In a high court ruling, the judge found that the 2010 "sweetheart" deal brokered by the then permanent secretary for tax, Dave Hartnett, was lawful but "not a glorious episode in the history of the Revenue". He criticised the fact that it had been done behind closed doors and without proper approval or reference to lawyers.
The ruling followed a legal challenge by the pressure group UK Uncut.
UK Uncut said it was wrong to allow rich companies to avoid paying millions in tax while the government imposed tough austerity measures on the poor, and ordinary taxpayers were pursued for every penny.
Murray Worthy, a director of UK Uncut Legal Action, said after the hearing that he was disappointed with the ruling. "This case has shown that the government's tough talk on tax is just that – talk not substance."
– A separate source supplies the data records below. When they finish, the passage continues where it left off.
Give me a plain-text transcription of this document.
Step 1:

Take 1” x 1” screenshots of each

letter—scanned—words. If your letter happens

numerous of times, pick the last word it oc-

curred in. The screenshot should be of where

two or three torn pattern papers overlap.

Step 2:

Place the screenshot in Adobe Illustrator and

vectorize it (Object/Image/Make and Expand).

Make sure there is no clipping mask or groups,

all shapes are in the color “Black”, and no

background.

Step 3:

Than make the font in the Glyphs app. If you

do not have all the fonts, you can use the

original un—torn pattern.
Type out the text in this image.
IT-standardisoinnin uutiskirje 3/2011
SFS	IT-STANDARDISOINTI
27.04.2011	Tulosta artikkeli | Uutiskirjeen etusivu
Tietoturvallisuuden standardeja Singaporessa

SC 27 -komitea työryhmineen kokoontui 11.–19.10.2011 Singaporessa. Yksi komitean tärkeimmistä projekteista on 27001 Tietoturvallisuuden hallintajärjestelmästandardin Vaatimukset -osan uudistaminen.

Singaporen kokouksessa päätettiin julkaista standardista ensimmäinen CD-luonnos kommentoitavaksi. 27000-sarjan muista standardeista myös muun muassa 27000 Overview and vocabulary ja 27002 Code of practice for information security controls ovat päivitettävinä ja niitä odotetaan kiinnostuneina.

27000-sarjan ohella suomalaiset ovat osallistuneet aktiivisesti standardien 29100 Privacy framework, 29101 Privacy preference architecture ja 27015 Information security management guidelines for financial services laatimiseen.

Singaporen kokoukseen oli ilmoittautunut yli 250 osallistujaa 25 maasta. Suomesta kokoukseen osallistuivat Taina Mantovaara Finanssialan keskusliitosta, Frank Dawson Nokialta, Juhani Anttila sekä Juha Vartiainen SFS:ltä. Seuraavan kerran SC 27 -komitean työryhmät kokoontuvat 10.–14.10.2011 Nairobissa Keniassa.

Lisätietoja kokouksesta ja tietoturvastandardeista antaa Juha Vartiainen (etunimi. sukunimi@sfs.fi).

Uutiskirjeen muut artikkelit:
Anna Walker, campaigns director of UK Uncut Legal Action, said: "Obviously, while we are deeply disappointed that this deal has not been declared unlawful, the judge's ruling that top HMRC officials played politics with major tax deals to protect Osborne's reputation is a major victory in exposing the truth behind these secret deals.
"Despite not having won the case today, we still feel that this judgment has demonstrated that the government is making a political choice to cut legal aid, public services and the welfare system, rather than take action to make corporate giants … pay their fair share of tax.
"This case has exposed the lengths the government will go to to look tough on tax avoidance and has been vital in holding the government to account for its shameful actions."